The disappearing act happened when the police pension board took the highly unusual step Wednesday of taking back Montino's pension after first granting him the benefit in July.
The board's original decision and the circumstances surrounding it outraged some residents.
At its July meeting, the pension board first yanked the pension of former Police Chief Vito Scavo, convicted in the same scheme as Montino, in which local businesses were shaken down to use private security companies the men ran out of the Melrose Park Police Department on the taxpayers' dime.
After the board's vote on Scavo, a television news crew and reporters left, and the board voted to grant Scavo's deputy, Montino, his pension.
Under Illinois law, police officers lose their pension when they are convicted of a felony related to their job.
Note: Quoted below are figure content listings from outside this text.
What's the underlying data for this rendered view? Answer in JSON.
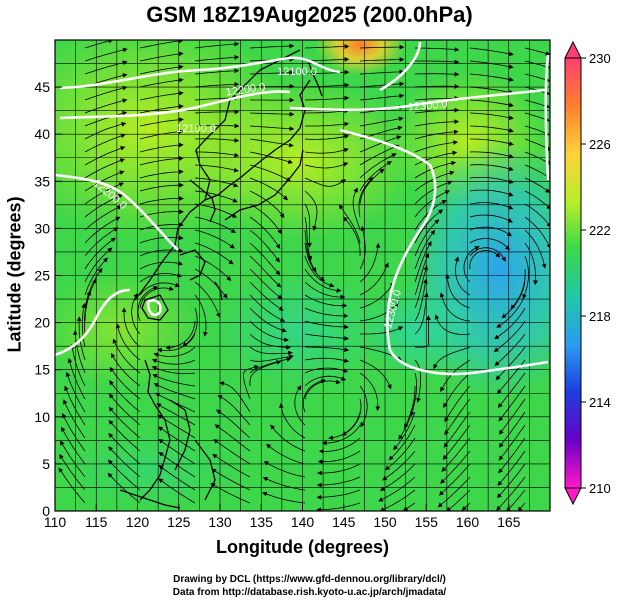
{
  "title": "GSM 18Z19Aug2025 (200.0hPa)",
  "x_axis": {
    "label": "Longitude (degrees)",
    "ticks": [
      "110",
      "115",
      "120",
      "125",
      "130",
      "135",
      "140",
      "145",
      "150",
      "155",
      "160",
      "165"
    ],
    "range": [
      110,
      170
    ]
  },
  "y_axis": {
    "label": "Latitude  (degrees)",
    "ticks": [
      "0",
      "5",
      "10",
      "15",
      "20",
      "25",
      "30",
      "35",
      "40",
      "45"
    ],
    "range": [
      0,
      50
    ]
  },
  "colorbar": {
    "ticks": [
      "230",
      "226",
      "222",
      "218",
      "214",
      "210"
    ],
    "range": [
      210,
      230
    ],
    "colors": [
      "#ff3f6f",
      "#ff8030",
      "#ffd23a",
      "#b9ee2a",
      "#3ad84a",
      "#22c8a8",
      "#2a9bef",
      "#1d3ddd",
      "#6a00c8",
      "#ff19c8"
    ]
  },
  "contour_labels": [
    "12100.0",
    "12200.0",
    "12100.0",
    "12300.0",
    "12200.0",
    "12300.0"
  ],
  "credits": {
    "line1": "Drawing by DCL (https://www.gfd-dennou.org/library/dcl/)",
    "line2": "Data from http://database.rish.kyoto-u.ac.jp/arch/jmadata/"
  }
}
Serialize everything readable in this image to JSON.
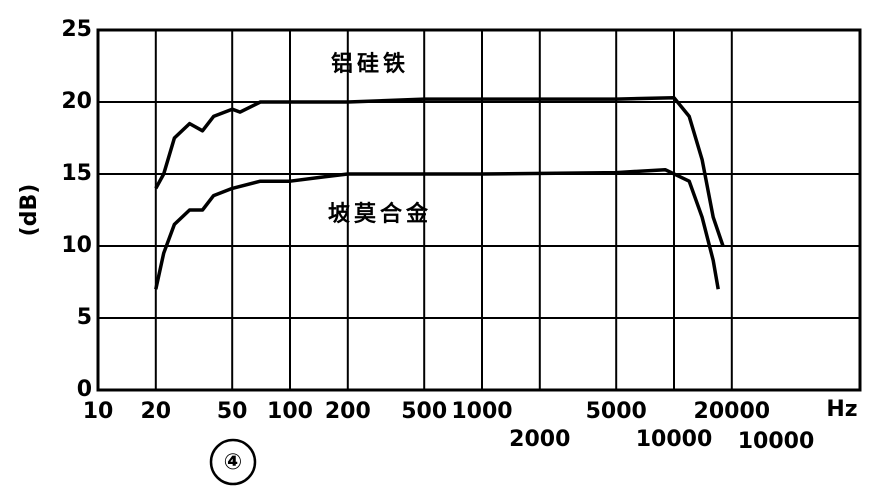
{
  "chart_data": {
    "type": "line",
    "ylabel": "(dB)",
    "xlabel": "Hz",
    "xscale": "log",
    "xlim": [
      10,
      100000
    ],
    "ylim": [
      0,
      25
    ],
    "xticks": [
      10,
      20,
      50,
      100,
      200,
      500,
      1000,
      2000,
      5000,
      10000,
      20000
    ],
    "yticks": [
      0,
      5,
      10,
      15,
      20,
      25
    ],
    "grid": true,
    "series": [
      {
        "name": "铝硅铁",
        "color": "#000000",
        "x": [
          20,
          22,
          25,
          30,
          35,
          40,
          50,
          55,
          70,
          100,
          200,
          500,
          1000,
          5000,
          10000,
          12000,
          14000,
          16000,
          18000
        ],
        "values": [
          14,
          15,
          17.5,
          18.5,
          18,
          19,
          19.5,
          19.3,
          20,
          20,
          20,
          20.2,
          20.2,
          20.2,
          20.3,
          19,
          16,
          12,
          10
        ]
      },
      {
        "name": "坡莫合金",
        "color": "#000000",
        "x": [
          20,
          22,
          25,
          30,
          35,
          40,
          50,
          70,
          100,
          150,
          200,
          1000,
          5000,
          9000,
          12000,
          14000,
          16000,
          17000
        ],
        "values": [
          7,
          9.5,
          11.5,
          12.5,
          12.5,
          13.5,
          14,
          14.5,
          14.5,
          14.8,
          15,
          15,
          15.1,
          15.3,
          14.5,
          12,
          9,
          7
        ]
      }
    ],
    "annotations": [
      "④",
      "10000"
    ]
  }
}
The Chicago Sun-Times reported on those unusual votes, and the state launched an investigation.
Pension board member Larry Spino said Thursday the pension board decided to revisit the issue of Montino's pension because after board members denied Scavo his pension at the July meeting, they were "emotionally drained" before even deliberating on Montino's pension.
"We were all very emotionally drained that night, and we didn't look at the documents as closely as we should," Spino said.
The board members also faced being sued over its decision to grant Montino his pension.
The board could reconsider its decision because it had not yet issued a written opinion on the matter, said the board's attorney, Richard Reimer.
Montino's attorney, who did not return a phone message Thursday, opposed the board's reconsideration.
Montino was sentenced to serve a year and a day behind bars for his role in the scheme and is to report to prison next month.
His former boss, Scavo, received six years' prison and is at a prison camp in Duluth, Minn.